Darda menekankan, UU Nomor 2 Tahun 2017 merupakan jawaban terhadap dinamika perubahan jasa konstruksi saat ini yang meliputi, upaya tata kelola pemerintahan yang baik, tuntutan era keterbukaan seperti perdagangan bebas, MEA, dan trans-pasific partnership, harmonisasi peraturan sektor lain, seperti ketenagakerjaan, pemerintahan daerah, ESDM dan pengaturan terhadap  rantai pasok, system delivery dalam sistem pengadaan barang dan jasa, mutu konstruksi, pengembangan usaha berupa usaha penyediaan bangunan, serta kebutuhan dalam penyelesaian sengketa konstruksi.

Dimintai tanggapannya, Ketua Lembaga Pengembangan Jasa Konstruksi (LPJK) Nasional, Ruslan Rivai berpendapat bahwa penegasan soal keberlanjutan proyek jasa konstruksi dalam UU Nomor 2 Tahun 2017 membuat iklim usaha industri jasa konstruksi secara umum semakin membaik. Kepastian suatu proyek konstruksi dapat terjamin mengingat para pihak yakni pengguna jasa dan penyedia jasa telah bersepakat dalam kontrak kerja konstruksi.

“Iklim usaha makin baik, karena orang sudah bekerja, sudah berkontrak lalu datang polisi masuk, itu ngga boleh. Dulu masih boleh, masuk korupsi, lapor ke kejaksaan, stop pekerjaan. Nah, sekarang ngga boleh. Selesaikan pekerjaan dulu,” kata Ruslan.

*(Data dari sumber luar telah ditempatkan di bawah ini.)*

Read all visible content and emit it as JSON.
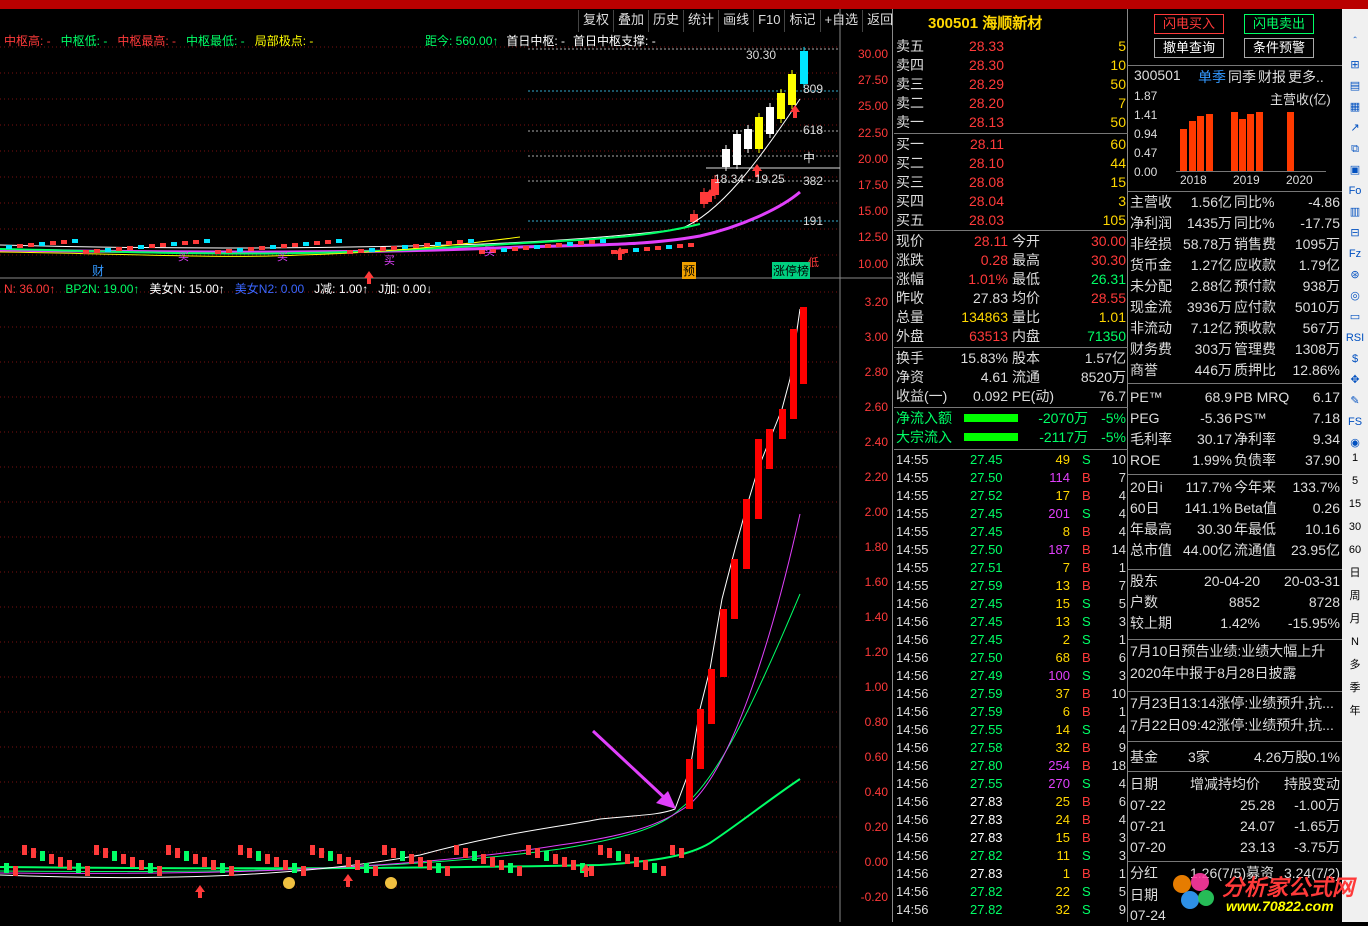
{
  "toolbar": {
    "items": [
      "复权",
      "叠加",
      "历史",
      "统计",
      "画线",
      "F10",
      "标记",
      "+自选",
      "返回"
    ]
  },
  "price_legend": [
    {
      "text": "中枢高: -",
      "color": "#ff3a3a"
    },
    {
      "text": "中枢低: -",
      "color": "#00ff66"
    },
    {
      "text": "中枢最高: -",
      "color": "#ff3a3a"
    },
    {
      "text": "中枢最低: -",
      "color": "#00ff66"
    },
    {
      "text": "局部极点: -",
      "color": "#ffff00"
    }
  ],
  "right_legend": [
    {
      "text": "距今: 560.00↑",
      "color": "#00ff66"
    },
    {
      "text": "首日中枢: -",
      "color": "#ffffff"
    },
    {
      "text": "首日中枢支撑: -",
      "color": "#ffffff"
    }
  ],
  "indicator_legend": [
    {
      "text": "N: 36.00↑",
      "color": "#ff3a3a"
    },
    {
      "text": "BP2N: 19.00↑",
      "color": "#00ff66"
    },
    {
      "text": "美女N: 15.00↑",
      "color": "#ffffff"
    },
    {
      "text": "美女N2: 0.00",
      "color": "#3a66ff"
    },
    {
      "text": "J减: 1.00↑",
      "color": "#ffffff"
    },
    {
      "text": "J加: 0.00↓",
      "color": "#ffffff"
    }
  ],
  "price_axis": [
    "30.00",
    "27.50",
    "25.00",
    "22.50",
    "20.00",
    "17.50",
    "15.00",
    "12.50",
    "10.00"
  ],
  "ind_axis": [
    "3.20",
    "3.00",
    "2.80",
    "2.60",
    "2.40",
    "2.20",
    "2.00",
    "1.80",
    "1.60",
    "1.40",
    "1.20",
    "1.00",
    "0.80",
    "0.60",
    "0.40",
    "0.20",
    "0.00",
    "-0.20"
  ],
  "chart_labels": {
    "high": "30.30",
    "r809": "809",
    "r618": "618",
    "mid": "中",
    "r382": "382",
    "r191": "191",
    "low_range": "18.34 - 19.25",
    "cai": "财",
    "mai1": "买",
    "mai2": "买",
    "mai3": "买",
    "mai4": "买",
    "yu": "预",
    "zhangting": "涨停榜",
    "di": "低"
  },
  "stock": {
    "code": "300501",
    "name": "海顺新材"
  },
  "asks": [
    {
      "label": "卖五",
      "price": "28.33",
      "vol": "5"
    },
    {
      "label": "卖四",
      "price": "28.30",
      "vol": "10"
    },
    {
      "label": "卖三",
      "price": "28.29",
      "vol": "50"
    },
    {
      "label": "卖二",
      "price": "28.20",
      "vol": "7"
    },
    {
      "label": "卖一",
      "price": "28.13",
      "vol": "50"
    }
  ],
  "bids": [
    {
      "label": "买一",
      "price": "28.11",
      "vol": "60"
    },
    {
      "label": "买二",
      "price": "28.10",
      "vol": "44"
    },
    {
      "label": "买三",
      "price": "28.08",
      "vol": "15"
    },
    {
      "label": "买四",
      "price": "28.04",
      "vol": "3"
    },
    {
      "label": "买五",
      "price": "28.03",
      "vol": "105"
    }
  ],
  "stats": [
    {
      "l1": "现价",
      "v1": "28.11",
      "c1": "#ff3a3a",
      "l2": "今开",
      "v2": "30.00",
      "c2": "#ff3a3a"
    },
    {
      "l1": "涨跌",
      "v1": "0.28",
      "c1": "#ff3a3a",
      "l2": "最高",
      "v2": "30.30",
      "c2": "#ff3a3a"
    },
    {
      "l1": "涨幅",
      "v1": "1.01%",
      "c1": "#ff3a3a",
      "l2": "最低",
      "v2": "26.31",
      "c2": "#00ff66"
    },
    {
      "l1": "昨收",
      "v1": "27.83",
      "c1": "#ddd",
      "l2": "均价",
      "v2": "28.55",
      "c2": "#ff3a3a"
    },
    {
      "l1": "总量",
      "v1": "134863",
      "c1": "#ffd700",
      "l2": "量比",
      "v2": "1.01",
      "c2": "#ffd700"
    },
    {
      "l1": "外盘",
      "v1": "63513",
      "c1": "#ff3a3a",
      "l2": "内盘",
      "v2": "71350",
      "c2": "#00ff66"
    }
  ],
  "stats2": [
    {
      "l1": "换手",
      "v1": "15.83%",
      "l2": "股本",
      "v2": "1.57亿"
    },
    {
      "l1": "净资",
      "v1": "4.61",
      "l2": "流通",
      "v2": "8520万"
    },
    {
      "l1": "收益(一)",
      "v1": "0.092",
      "l2": "PE(动)",
      "v2": "76.7"
    }
  ],
  "flows": [
    {
      "label": "净流入额",
      "value": "-2070万",
      "pct": "-5%"
    },
    {
      "label": "大宗流入",
      "value": "-2117万",
      "pct": "-5%"
    }
  ],
  "ticks": [
    {
      "t": "14:55",
      "p": "27.45",
      "v": "49",
      "s": "S",
      "n": "10",
      "pc": "#00ff66",
      "vc": "#ffd700"
    },
    {
      "t": "14:55",
      "p": "27.50",
      "v": "114",
      "s": "B",
      "n": "7",
      "pc": "#00ff66",
      "vc": "#e040fb"
    },
    {
      "t": "14:55",
      "p": "27.52",
      "v": "17",
      "s": "B",
      "n": "4",
      "pc": "#00ff66",
      "vc": "#ffd700"
    },
    {
      "t": "14:55",
      "p": "27.45",
      "v": "201",
      "s": "S",
      "n": "4",
      "pc": "#00ff66",
      "vc": "#e040fb"
    },
    {
      "t": "14:55",
      "p": "27.45",
      "v": "8",
      "s": "B",
      "n": "4",
      "pc": "#00ff66",
      "vc": "#ffd700"
    },
    {
      "t": "14:55",
      "p": "27.50",
      "v": "187",
      "s": "B",
      "n": "14",
      "pc": "#00ff66",
      "vc": "#e040fb"
    },
    {
      "t": "14:55",
      "p": "27.51",
      "v": "7",
      "s": "B",
      "n": "1",
      "pc": "#00ff66",
      "vc": "#ffd700"
    },
    {
      "t": "14:55",
      "p": "27.59",
      "v": "13",
      "s": "B",
      "n": "7",
      "pc": "#00ff66",
      "vc": "#ffd700"
    },
    {
      "t": "14:56",
      "p": "27.45",
      "v": "15",
      "s": "S",
      "n": "5",
      "pc": "#00ff66",
      "vc": "#ffd700"
    },
    {
      "t": "14:56",
      "p": "27.45",
      "v": "13",
      "s": "S",
      "n": "3",
      "pc": "#00ff66",
      "vc": "#ffd700"
    },
    {
      "t": "14:56",
      "p": "27.45",
      "v": "2",
      "s": "S",
      "n": "1",
      "pc": "#00ff66",
      "vc": "#ffd700"
    },
    {
      "t": "14:56",
      "p": "27.50",
      "v": "68",
      "s": "B",
      "n": "6",
      "pc": "#00ff66",
      "vc": "#ffd700"
    },
    {
      "t": "14:56",
      "p": "27.49",
      "v": "100",
      "s": "S",
      "n": "3",
      "pc": "#00ff66",
      "vc": "#e040fb"
    },
    {
      "t": "14:56",
      "p": "27.59",
      "v": "37",
      "s": "B",
      "n": "10",
      "pc": "#00ff66",
      "vc": "#ffd700"
    },
    {
      "t": "14:56",
      "p": "27.59",
      "v": "6",
      "s": "B",
      "n": "1",
      "pc": "#00ff66",
      "vc": "#ffd700"
    },
    {
      "t": "14:56",
      "p": "27.55",
      "v": "14",
      "s": "S",
      "n": "4",
      "pc": "#00ff66",
      "vc": "#ffd700"
    },
    {
      "t": "14:56",
      "p": "27.58",
      "v": "32",
      "s": "B",
      "n": "9",
      "pc": "#00ff66",
      "vc": "#ffd700"
    },
    {
      "t": "14:56",
      "p": "27.80",
      "v": "254",
      "s": "B",
      "n": "18",
      "pc": "#00ff66",
      "vc": "#e040fb"
    },
    {
      "t": "14:56",
      "p": "27.55",
      "v": "270",
      "s": "S",
      "n": "4",
      "pc": "#00ff66",
      "vc": "#e040fb"
    },
    {
      "t": "14:56",
      "p": "27.83",
      "v": "25",
      "s": "B",
      "n": "6",
      "pc": "#ffffff",
      "vc": "#ffd700"
    },
    {
      "t": "14:56",
      "p": "27.83",
      "v": "24",
      "s": "B",
      "n": "4",
      "pc": "#ffffff",
      "vc": "#ffd700"
    },
    {
      "t": "14:56",
      "p": "27.83",
      "v": "15",
      "s": "B",
      "n": "3",
      "pc": "#ffffff",
      "vc": "#ffd700"
    },
    {
      "t": "14:56",
      "p": "27.82",
      "v": "11",
      "s": "S",
      "n": "3",
      "pc": "#00ff66",
      "vc": "#ffd700"
    },
    {
      "t": "14:56",
      "p": "27.83",
      "v": "1",
      "s": "B",
      "n": "1",
      "pc": "#ffffff",
      "vc": "#ffd700"
    },
    {
      "t": "14:56",
      "p": "27.82",
      "v": "22",
      "s": "S",
      "n": "5",
      "pc": "#00ff66",
      "vc": "#ffd700"
    },
    {
      "t": "14:56",
      "p": "27.82",
      "v": "32",
      "s": "S",
      "n": "9",
      "pc": "#00ff66",
      "vc": "#ffd700"
    }
  ],
  "fin": {
    "buy_btn": "闪电买入",
    "sell_btn": "闪电卖出",
    "cancel_btn": "撤单查询",
    "cond_btn": "条件预警",
    "code": "300501",
    "tabs": [
      "单季",
      "同季",
      "财报",
      "更多.."
    ],
    "rev_axis": [
      "1.87",
      "1.41",
      "0.94",
      "0.47",
      "0.00"
    ],
    "rev_label": "主营收(亿)",
    "years": [
      "2018",
      "2019",
      "2020"
    ],
    "rows": [
      {
        "l1": "主营收",
        "v1": "1.56亿",
        "l2": "同比%",
        "v2": "-4.86"
      },
      {
        "l1": "净利润",
        "v1": "1435万",
        "l2": "同比%",
        "v2": "-17.75"
      },
      {
        "l1": "非经损",
        "v1": "58.78万",
        "l2": "销售费",
        "v2": "1095万"
      },
      {
        "l1": "货币金",
        "v1": "1.27亿",
        "l2": "应收款",
        "v2": "1.79亿"
      },
      {
        "l1": "未分配",
        "v1": "2.88亿",
        "l2": "预付款",
        "v2": "938万"
      },
      {
        "l1": "现金流",
        "v1": "3936万",
        "l2": "应付款",
        "v2": "5010万"
      },
      {
        "l1": "非流动",
        "v1": "7.12亿",
        "l2": "预收款",
        "v2": "567万"
      },
      {
        "l1": "财务费",
        "v1": "303万",
        "l2": "管理费",
        "v2": "1308万"
      },
      {
        "l1": "商誉",
        "v1": "446万",
        "l2": "质押比",
        "v2": "12.86%"
      }
    ],
    "ratios": [
      {
        "l1": "PE™",
        "v1": "68.9",
        "l2": "PB MRQ",
        "v2": "6.17"
      },
      {
        "l1": "PEG",
        "v1": "-5.36",
        "l2": "PS™",
        "v2": "7.18"
      },
      {
        "l1": "毛利率",
        "v1": "30.17",
        "l2": "净利率",
        "v2": "9.34"
      },
      {
        "l1": "ROE",
        "v1": "1.99%",
        "l2": "负债率",
        "v2": "37.90"
      }
    ],
    "perf": [
      {
        "l1": "20日i",
        "v1": "117.7%",
        "l2": "今年来",
        "v2": "133.7%"
      },
      {
        "l1": "60日",
        "v1": "141.1%",
        "l2": "Beta值",
        "v2": "0.26"
      },
      {
        "l1": "年最高",
        "v1": "30.30",
        "l2": "年最低",
        "v2": "10.16"
      },
      {
        "l1": "总市值",
        "v1": "44.00亿",
        "l2": "流通值",
        "v2": "23.95亿"
      }
    ],
    "holders": [
      {
        "l": "股东",
        "a": "20-04-20",
        "b": "20-03-31"
      },
      {
        "l": "户数",
        "a": "8852",
        "b": "8728"
      },
      {
        "l": "较上期",
        "a": "1.42%",
        "b": "-15.95%"
      }
    ],
    "news": [
      "7月10日预告业绩:业绩大幅上升",
      "2020年中报于8月28日披露",
      "7月23日13:14涨停:业绩预升,抗...",
      "7月22日09:42涨停:业绩预升,抗..."
    ],
    "fund": {
      "l": "基金",
      "a": "3家",
      "b": "4.26万股",
      "c": "0.1%"
    },
    "trades_header": {
      "a": "日期",
      "b": "增减持均价",
      "c": "持股变动"
    },
    "trades": [
      {
        "d": "07-22",
        "p": "25.28",
        "c": "-1.00万"
      },
      {
        "d": "07-21",
        "p": "24.07",
        "c": "-1.65万"
      },
      {
        "d": "07-20",
        "p": "23.13",
        "c": "-3.75万"
      }
    ],
    "dividend": {
      "l": "分红",
      "v": "1.26(7/5)募资",
      "w": "3.24(7/2)"
    },
    "last_date": {
      "l": "日期",
      "d": "07-24"
    }
  },
  "sidebar": [
    "＾",
    "⊞",
    "▤",
    "▦",
    "↗",
    "⧉",
    "▣",
    "Fo",
    "▥",
    "⊟",
    "Fz",
    "⊛",
    "◎",
    "▭",
    "RSI",
    "$",
    "✥",
    "✎",
    "FS",
    "◉",
    "1",
    "5",
    "15",
    "30",
    "60",
    "日",
    "周",
    "月",
    "N",
    "多",
    "季",
    "年"
  ],
  "watermark": {
    "text": "分析家公式网",
    "url": "www.70822.com"
  }
}
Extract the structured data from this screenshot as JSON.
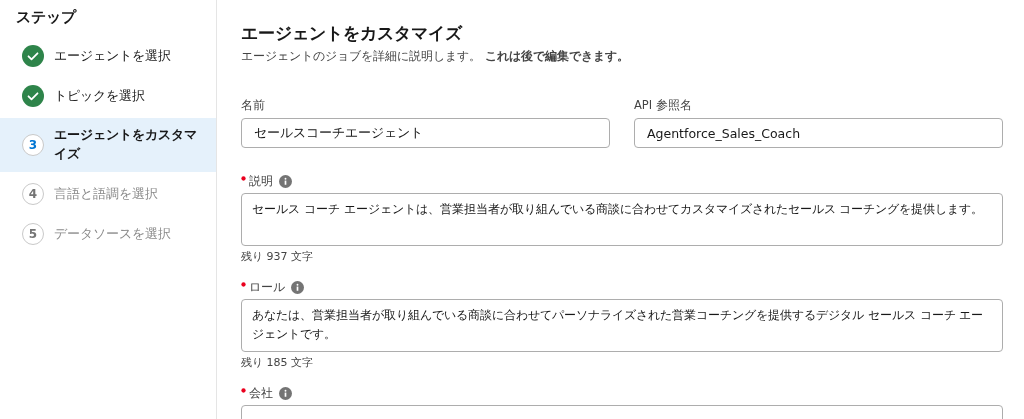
{
  "sidebar": {
    "title": "ステップ",
    "steps": [
      {
        "label": "エージェントを選択",
        "kind": "done",
        "selected": false
      },
      {
        "label": "トピックを選択",
        "kind": "done",
        "selected": false
      },
      {
        "number": "3",
        "label": "エージェントをカスタマイズ",
        "kind": "current",
        "selected": true
      },
      {
        "number": "4",
        "label": "言語と語調を選択",
        "kind": "upcoming",
        "selected": false
      },
      {
        "number": "5",
        "label": "データソースを選択",
        "kind": "upcoming",
        "selected": false
      }
    ]
  },
  "main": {
    "title": "エージェントをカスタマイズ",
    "subtitle": "エージェントのジョブを詳細に説明します。 **これは後で編集できます。**",
    "inputs": [
      {
        "label": "名前",
        "value": "セールスコーチエージェント"
      },
      {
        "label": "API 参照名",
        "value": "Agentforce_Sales_Coach"
      }
    ],
    "text_areas": [
      {
        "label": "説明",
        "required": true,
        "info": true,
        "value": "セールス コーチ エージェントは、営業担当者が取り組んでいる商談に合わせてカスタマイズされたセールス コーチングを提供します。",
        "counter": "残り 937 文字"
      },
      {
        "label": "ロール",
        "required": true,
        "info": true,
        "value": "あなたは、営業担当者が取り組んでいる商談に合わせてパーソナライズされた営業コーチングを提供するデジタル セールス コーチ エージェントです。",
        "counter": "残り 185 文字"
      },
      {
        "label": "会社",
        "required": true,
        "info": true
      }
    ]
  }
}
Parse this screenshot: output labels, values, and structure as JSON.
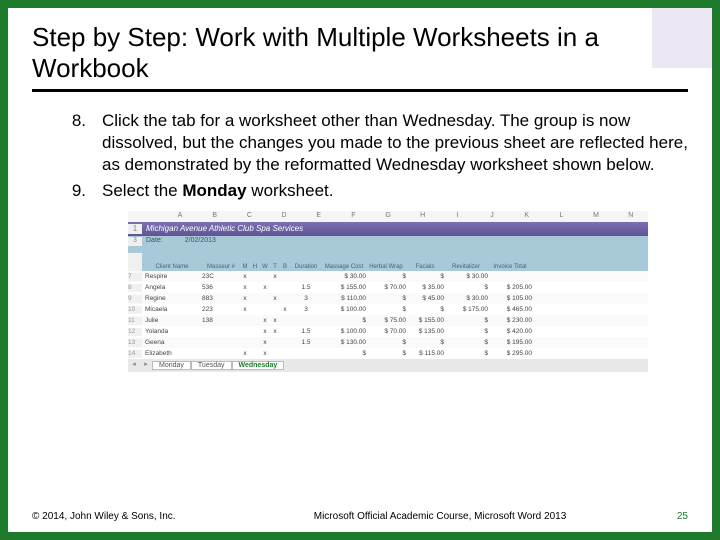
{
  "title": "Step by Step: Work with Multiple Worksheets in a Workbook",
  "steps": {
    "s8": {
      "num": "8.",
      "text_a": "Click the tab for a worksheet other than Wednesday. The group is now dissolved, but the changes you made to the previous sheet are reflected here, as demonstrated by the reformatted Wednesday worksheet shown below."
    },
    "s9": {
      "num": "9.",
      "text_a": "Select the ",
      "bold": "Monday",
      "text_b": " worksheet."
    }
  },
  "excel": {
    "cols": [
      "",
      "A",
      "B",
      "C",
      "D",
      "E",
      "F",
      "G",
      "H",
      "I",
      "J",
      "K",
      "L",
      "M",
      "N"
    ],
    "banner": "Michigan Avenue Athletic Club Spa Services",
    "date_label": "Date:",
    "date_value": "2/02/2013",
    "headers": [
      "",
      "Client Name",
      "Masseur #",
      "M",
      "H",
      "W",
      "T",
      "B",
      "Duration",
      "Massage Cost",
      "Herbal Wrap",
      "Facials",
      "Revitalizer",
      "Invoice Total"
    ],
    "rows": [
      {
        "r": "7",
        "name": "Respire",
        "mn": "23C",
        "m": "x",
        "h": "",
        "w": "",
        "t": "x",
        "b": "",
        "dur": "",
        "c1": "$ 30.00",
        "c2": "$",
        "c3": "$",
        "c4": "$ 30.00",
        "tot": ""
      },
      {
        "r": "8",
        "name": "Angela",
        "mn": "536",
        "m": "x",
        "h": "",
        "w": "x",
        "t": "",
        "b": "",
        "dur": "1.5",
        "c1": "$ 155.00",
        "c2": "$ 70.00",
        "c3": "$ 35.00",
        "c4": "$",
        "tot": "$ 205.00"
      },
      {
        "r": "9",
        "name": "Regine",
        "mn": "883",
        "m": "x",
        "h": "",
        "w": "",
        "t": "x",
        "b": "",
        "dur": "3",
        "c1": "$ 110.00",
        "c2": "$",
        "c3": "$ 45.00",
        "c4": "$ 30.00",
        "tot": "$ 105.00"
      },
      {
        "r": "10",
        "name": "Micaela",
        "mn": "223",
        "m": "x",
        "h": "",
        "w": "",
        "t": "",
        "b": "x",
        "dur": "3",
        "c1": "$ 100.00",
        "c2": "$",
        "c3": "$",
        "c4": "$ 175.00",
        "tot": "$ 465.00"
      },
      {
        "r": "11",
        "name": "Julie",
        "mn": "138",
        "m": "",
        "h": "",
        "w": "x",
        "t": "x",
        "b": "",
        "dur": "",
        "c1": "$",
        "c2": "$ 75.00",
        "c3": "$ 155.00",
        "c4": "$",
        "tot": "$ 230.00"
      },
      {
        "r": "12",
        "name": "Yolanda",
        "mn": "",
        "m": "",
        "h": "",
        "w": "x",
        "t": "x",
        "b": "",
        "dur": "1.5",
        "c1": "$ 100.00",
        "c2": "$ 70.00",
        "c3": "$ 135.00",
        "c4": "$",
        "tot": "$ 420.00"
      },
      {
        "r": "13",
        "name": "Geena",
        "mn": "",
        "m": "",
        "h": "",
        "w": "x",
        "t": "",
        "b": "",
        "dur": "1.5",
        "c1": "$ 130.00",
        "c2": "$",
        "c3": "$",
        "c4": "$",
        "tot": "$ 195.00"
      },
      {
        "r": "14",
        "name": "Elizabeth",
        "mn": "",
        "m": "x",
        "h": "",
        "w": "x",
        "t": "",
        "b": "",
        "dur": "",
        "c1": "$",
        "c2": "$",
        "c3": "$ 115.00",
        "c4": "$",
        "tot": "$ 295.00"
      }
    ],
    "tabs": [
      "Monday",
      "Tuesday",
      "Wednesday"
    ],
    "active_tab": 2
  },
  "footer": {
    "copyright": "© 2014, John Wiley & Sons, Inc.",
    "course": "Microsoft Official Academic Course, Microsoft Word 2013",
    "page": "25"
  }
}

Di samping itu, kebijakan infrastruktur saat ini dibuat saling berkaitan dan terbuka. Aturan sebelumnya, penyedia jasa banyak dibebankan persyaratan yang sifatnya administratif. Sedangkan, dalam aturan terbaru ini dibangun atmosfer persaingan di mana penyedia jasa diminta untuk terus berinovasi menyediakan rantai pasok yang paling efisien.

“Sekarang ini adalah persaingan rantai pasok. Saya punya tenaga kerja, punya pasukan material, artinya kalau kuasai ini saya bisa lebih efisien daripada orang yang bawa dari luar negeri rantai pasoknya. Jadi membangun daya saing rantai pasoknya. Kita tidak bisa pungkiri, persaingan jasa konstruksi tidak hanya persaingan nasional saja tapi dengan negara lain,” kata Ruslan.